On the flip side however, one of the great things about the same quirk is that while the training requires gigantic datasets already reaching into the terabyte range, once they're trained the neural net can be represented by some code to define the network topology and the non-linear and activation functions, plus a collection of matrices representing the edge weights and biases. That's why an AI trained on a massive datacenter for months can run in near realtime on a modest personal computer with comparatively tiny amounts of memory.

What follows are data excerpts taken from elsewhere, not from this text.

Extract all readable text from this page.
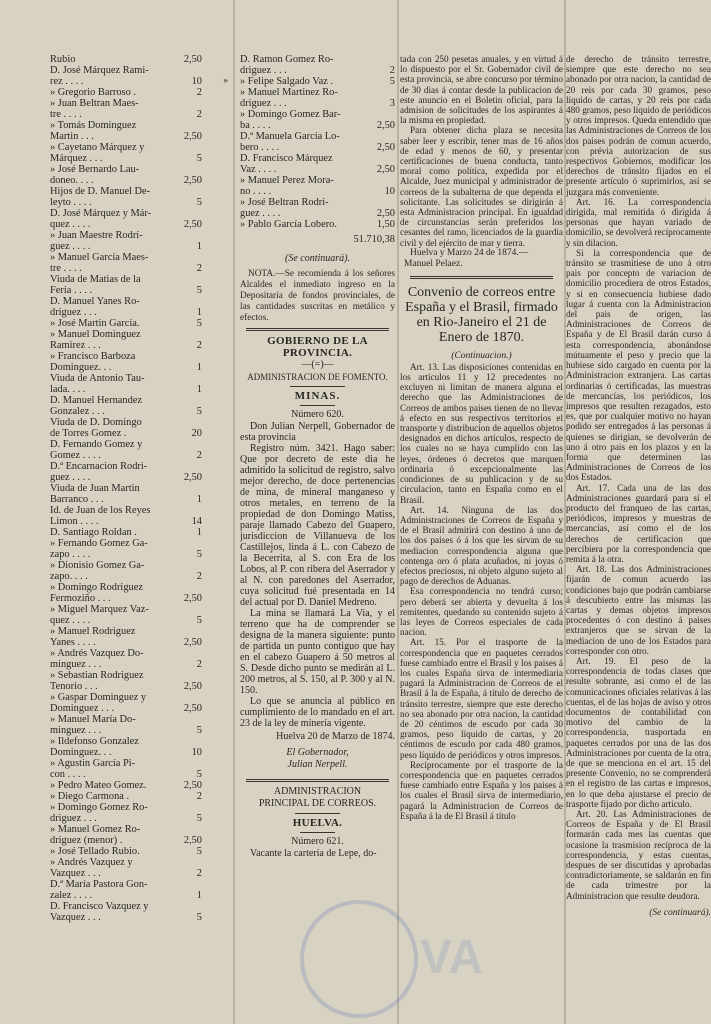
Rubio	2,50
D. José Márquez Rami-
rez . . . .	10	»
» Gregorio Barroso .	2
» Juan Beltran Maes-
tre . . . .	2
» Tomás Dominguez
Martin . . .	2,50
» Cayetano Márquez y
Márquez . . .	5
» José Bernardo Lau-
doneo. . . .	2,50
Hijos de D. Manuel De-
leyto . . . .	5
D. José Márquez y Már-
quez . . . .	2,50
» Juan Maestre Rodrí-
guez . . . .	1
» Manuel García Maes-
tre . . . .	2
Viuda de Matias de la
Feria . . . .	5
D. Manuel Yanes Ro-
driguez . . .	1
» José Martin García.	5
» Manuel Dominguez
Ramirez . . .	2
» Francisco Barboza
Dominguez. . .	1
Viuda de Antonio Tau-
lada. . . .	1
D. Manuel Hernandez
Gonzalez . . .	5
Viuda de D. Domingo
de Torres Gomez .	20
D. Fernando Gomez y
Gomez . . . .	2
D.ª Encarnacion Rodri-
guez . . . .	2,50
Viuda de Juan Martin
Barranco . . .	1
Id. de Juan de los Reyes
Limon . . . .	14
D. Santiago Roldan .	1
» Fernando Gomez Ga-
zapo . . . .	5
» Dionisio Gomez Ga-
zapo. . . .	2
» Domingo Rodriguez
Fermoziño . . .	2,50
» Miguel Marquez Vaz-
quez . . . .	5
» Manuel Rodriguez
Yanes . . . .	2,50
» Andrés Vazquez Do-
minguez . . .	2
» Sebastian Rodriguez
Tenorio . . .	2,50
» Gaspar Dominguez y
Dominguez . . .	2,50
» Manuel María Do-
minguez . . .	5
» Ildefonso Gonzalez
Dominguez. . .	10
» Agustin García Pi-
con . . . .	5
» Pedro Mateo Gomez.	2,50
» Diego Carmona .	2
» Domingo Gomez Ro-
driguez . . .	5
» Manuel Gomez Ro-
driguez (menor) .	2,50
» José Tellado Rubio.	5
» Andrés Vazquez y
Vazquez . . .	2
D.ª María Pastora Gon-
zalez . . . .	1
D. Francisco Vazquez y
Vazquez . . .	5
D. Ramon Gomez Ro-
driguez . . .	2
» Felipe Salgado Vaz .	5
» Manuel Martinez Ro-
driguez . . .	3
» Domingo Gomez Bar-
ba . . . .	2,50
D.ª Manuela García Lo-
bero . . . .	2,50
D. Francisco Márquez
Vaz . . . .	2,50
» Manuel Perez Mora-
no . . . .	10
» José Beltran Rodri-
guez . . . .	2,50
» Pablo García Lobero.	1,50
51.710,38
(Se continuará).

NOTA.—Se recomienda á los señores Alcaldes el inmediato ingreso en la Depositaría de fondos provinciales, de las cantidades suscritas en metálico y efectos.

GOBIERNO DE LA PROVINCIA.
—(=)—
ADMINISTRACION DE FOMENTO.
MINAS.
Número 620.

Don Julian Nerpell, Gobernador de esta provincia

Registro núm. 3421. Hago saber: Que por decreto de este dia he admitido la solicitud de registro, salvo mejor derecho, de doce pertenencias de mina, de mineral manganeso y otros metales, en terreno de la propiedad de don Domingo Matiss, paraje llamado Cabezo del Guapero, jurisdiccion de Villanueva de los Castillejos, linda á L. con Cabezo de la Becerrita, al S. con Era de los Lobos, al P. con ribera del Aserrador y al N. con paredones del Aserrador, cuya solicitud fué presentada en 14 del actual por D. Daniel Medreno.

La mina se llamará La Via, y el terreno que ha de comprender se designa de la manera siguiente: punto de partida un punto contiguo que hay en el cabezo Guapero á 50 metros al S. Desde dicho punto se medirán al L. 200 metros, al S. 150, al P. 300 y al N. 150.

Lo que se anuncia al público en cumplimiento de lo mandado en el art. 23 de la ley de minería vigente.

Huelva 20 de Marzo de 1874.
El Gobernador,
Julian Nerpell.
ADMINISTRACION
PRINCIPAL DE CORREOS.
HUELVA.
Número 621.

Vacante la cartería de Lepe, do-

tada con 250 pesetas anuales, y en virtud á lo dispuesto por el Sr. Gobernador civil de esta provincia, se abre concurso por término de 30 dias á contar desde la publicacion de este anuncio en el Boletin oficial, para la admision de solicitudes de los aspirantes á la misma en propiedad.

Para obtener dicha plaza se necesita saber leer y escribir, tener mas de 16 años de edad y menos de 60, y presentar certificaciones de buena conducta, tanto moral como política, expedida por el Alcalde, Juez municipal y administrador de correos de la subalterna de que dependa el solicitante. Las solicitudes se dirigirán á esta Administracion principal. En igualdad de circunstancias serán preferidos los cesantes del ramo, licenciados de la guardia civil y del ejército de mar y tierra.

Huelva y Marzo 24 de 1874.—
Manuel Pelaez.
Convenio de correos entre España y el Brasil, firmado en Rio-Janeiro el 21 de Enero de 1870.
(Continuacion.)

Art. 13. Las disposiciones contenidas en los artículos 11 y 12 precedentes no excluyen ni limitan de manera alguna el derecho que las Administraciones de Correos de ambos paises tienen de no llevar á efecto en sus respectivos territorios el transporte y distribucion de aquellos objetos designados en dichos artículos, respecto de los cuales no se haya cumplido con las leyes, órdenes ó decretos que marquen ordinaria ó excepcionalmente las condiciones de su publicacion y de su circulacion, tanto en España como en el Brasil.

Art. 14. Ninguna de las dos Administraciones de Correos de España y de el Brasil admitirá con destino á uno de los dos paises ó á los que les sirvan de su mediacion correspondencia alguna que contenga oro ó plata acuñados, ni joyas ó efectos preciosos, ni objeto alguno sujeto al pago de derechos de Aduanas.

Esa correspondencia no tendrá curso; pero deberá ser abierta y devuelta á los remitentes, quedando su contenido sujeto á las leyes de Correos especiales de cada nacion.

Art. 15. Por el trasporte de la correspondencia que en paquetes cerrados fuese cambiado entre el Brasil y los paises á los cuales España sirva de intermediaria pagará la Administracion de Correos de el Brasil á la de España, á título de derecho de tránsito terrestre, siempre que este derecho no sea abonado por otra nacion, la cantidad de 20 céntimos de escudo por cada 30 gramos, peso líquido de cartas, y 20 céntimos de escudo por cada 480 gramos, peso líquido de periódicos y otros impresos.

Recíprocamente por el trasporte de la correspondencia que en paquetes cerrados fuese cambiado entre España y los paises á los cuales el Brasil sirva de intermediario, pagará la Administracion de Correos de España á la de El Brasil á título

de derecho de tránsito terrestre, siempre que este derecho no sea abonado por otra nacion, la cantidad de 20 reis por cada 30 gramos, peso líquido de cartas, y 20 reis por cada 480 gramos, peso líquido de periódicos y otros impresos. Queda entendido que las Administraciones de Correos de los dos paises podrán de comun acuerdo, con prévia autorizacion de sus respectivos Gobiernos, modificar los derechos de tránsito fijados en el presente artículo ó suprimirlos, así se juzgara más conveniente.

Art. 16. La correspondencia dirigida, mal remitida ó dirigida á personas que hayan variado de domicilio, se devolverá recíprocamente y sin dilacion.

Si la correspondencia que de tránsito se trasmitiese de uno á otro pais por concepto de variacion de domicilio procediera de otros Estados, y si en consecuencia hubiese dado lugar á cuenta con la Administracion del pais de origen, las Administraciones de Correos de España y de El Brasil darán curso á esta correspondencia, abonándose mútuamente el peso y precio que la hubiese sido cargado en cuenta por la Administracion extranjera. Las cartas ordinarias ó certificadas, las muestras de mercancías, los periódicos, los impresos que resulten rezagados, esto es, que por cualquier motivo no hayan podido ser entregados á las personas á quienes se dirigian, se devolverán de uno á otro pais en los plazos y en la forma que determinen las Administraciones de Correos de los dos Estados.

Art. 17. Cada una de las dos Administraciones guardará para sí el producto del franqueo de las cartas, periódicos, impresos y muestras de mercancías, así como el de los derechos de certificacion que percibiera por la correspondencia que remita á la otra.

Art. 18. Las dos Administraciones fijarán de comun acuerdo las condiciones bajo que podrán cambiarse á descubierto entre las mismas las cartas y demas objetos impresos procedentes ó con destino á paises extranjeros que se sirvan de la mediacion de uno de los Estados para corresponder con otro.

Art. 19. El peso de la correspondencia de todas clases que resulte sobrante, así como el de las comunicaciones oficiales relativas á las cuentas, el de las hojas de aviso y otros documentos de contabilidad con motivo del cambio de la correspondencia, trasportada en paquetes cerrados por una de las dos Administraciones por cuenta de la otra, de que se menciona en el art. 15 del presente Convenio, no se comprenderá en el registro de las cartas e impresos, en lo que deba ajustarse el precio de trasporte fijado por dicho artículo.

Art. 20. Las Administraciones de Correos de España y de El Brasil formarán cada mes las cuentas que ocasione la trasmision recíproca de la correspondencia, y estas cuentas, despues de ser discutidas y aprobadas contradictoriamente, se saldarán en fin de cada trimestre por la Administracion que resulte deudora.

(Se continuará).
VA
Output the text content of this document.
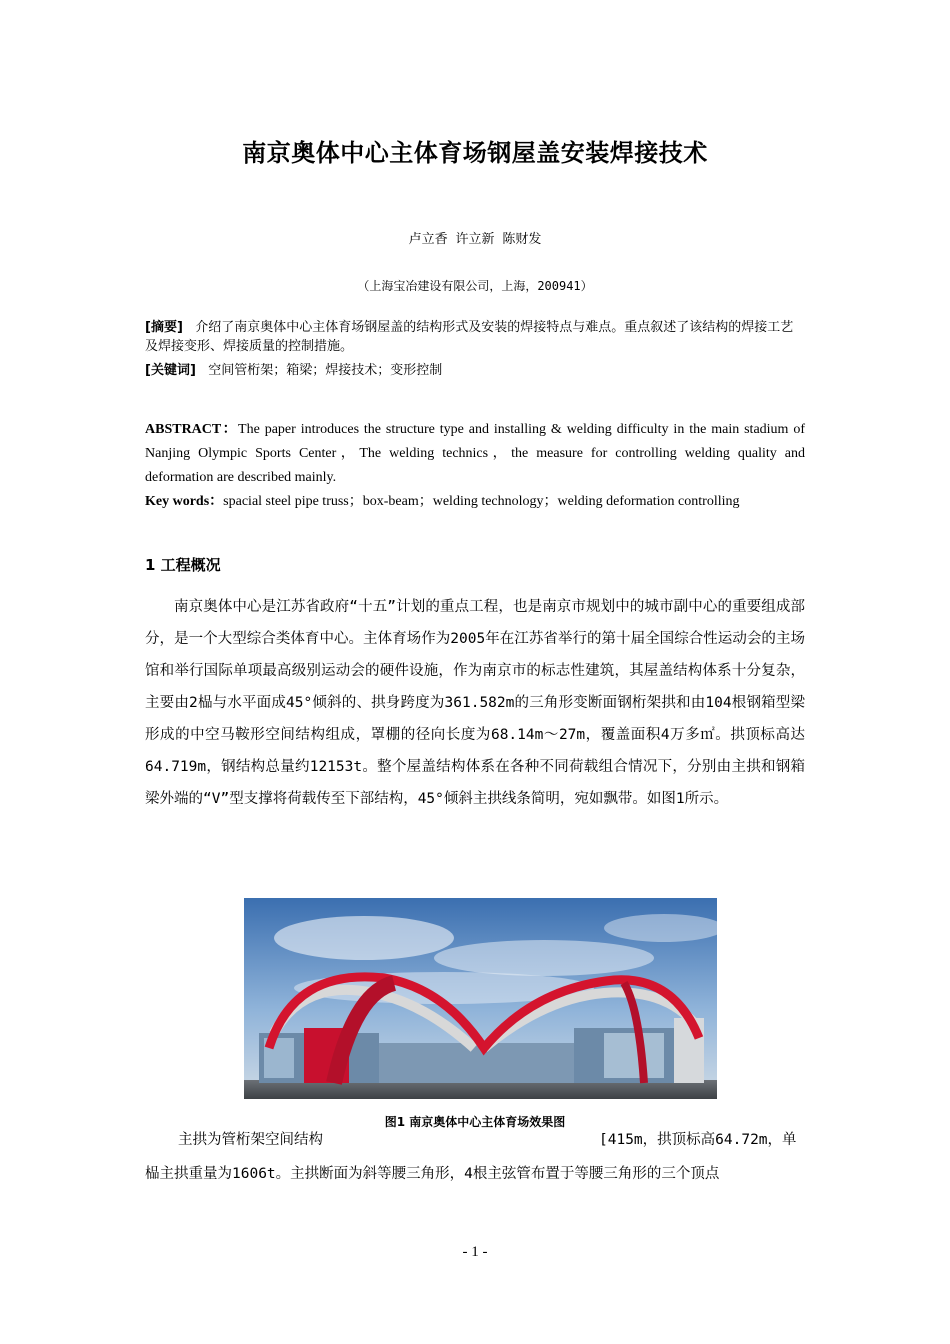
南京奥体中心主体育场钢屋盖安装焊接技术
卢立香 许立新 陈财发
（上海宝冶建设有限公司，上海，200941）
[摘要] 介绍了南京奥体中心主体育场钢屋盖的结构形式及安装的焊接特点与难点。重点叙述了该结构的焊接工艺及焊接变形、焊接质量的控制措施。
[关键词] 空间管桁架；箱梁；焊接技术；变形控制
ABSTRACT：The paper introduces the structure type and installing & welding difficulty in the main stadium of Nanjing Olympic Sports Center，The welding technics，the measure for controlling welding quality and deformation are described mainly.
Key words：spacial steel pipe truss；box-beam；welding technology；welding deformation controlling
1 工程概况
南京奥体中心是江苏省政府“十五”计划的重点工程，也是南京市规划中的城市副中心的重要组成部分，是一个大型综合类体育中心。主体育场作为2005年在江苏省举行的第十届全国综合性运动会的主场馆和举行国际单项最高级别运动会的硬件设施，作为南京市的标志性建筑，其屋盖结构体系十分复杂，主要由2榀与水平面成45°倾斜的、拱身跨度为361.582m的三角形变断面钢桁架拱和由104根钢箱型梁形成的中空马鞍形空间结构组成，罩棚的径向长度为68.14m～27m，覆盖面积4万多㎡。拱顶标高达64.719m，钢结构总量约12153t。整个屋盖结构体系在各种不同荷载组合情况下，分别由主拱和钢箱梁外端的“V”型支撑将荷载传至下部结构，45°倾斜主拱线条简明，宛如飘带。如图1所示。
图1 南京奥体中心主体育场效果图
主拱为管桁架空间结构	[415m，拱顶标高64.72m，单
榀主拱重量为1606t。主拱断面为斜等腰三角形，4根主弦管布置于等腰三角形的三个顶点
- 1 -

Training a robot to perform complex movements mimics human learning
Adversarial training techniques are one example of unsupervised AI training. Vancouver-based Sanctuary AI is using physical models to train the AIs driving its humanoid robotic manipulators to perform delicate precision tasks like picking up chess pieces from a chess board and placing them in their new spot. On the surface that sounds simple, but there are a lot of muscles and joints and haptic feedback and proprioception that go into performing that seemingly simple task. Sanctuary is using physics to train the robots, essentially that same way that we learned to perform the same tasks.
AI applications like ChatGPT work in a similar fashion, except that instead of being trained on image data, they're trained on vast quantities of text. Evaluating the quality of that text can be a challenge, so the source text will have a huge impact on how effective the AI will be. Datasets like the contents of strictly moderated web sites like Stack Overflow are like gold for this purpose; an AI can absorb not only the content itself, but also the responses from other users which includes follow up questions, corrections, upvotes and downvotes, and even moderation.
Combine that with an AI trained in language processing, and it turns into a generative AI that can write working code. Add training with other forums like the open source content on Git, and now it can ingest and understand coding standards, comments from code reviewers catching bugs and suggesting optimizations as well as readability fixes, and it can incorporate that knowledge into the code that it generates, leading to cleaner, more readable, more efficient AND less buggy code than most humans would be able to write, especially in a first draft.
For those who would like an even deeper dive into more detail about these AI techniques and others, there are some excellent references available, including nVidia's website and for the more developer oriented, HuggingFace.co.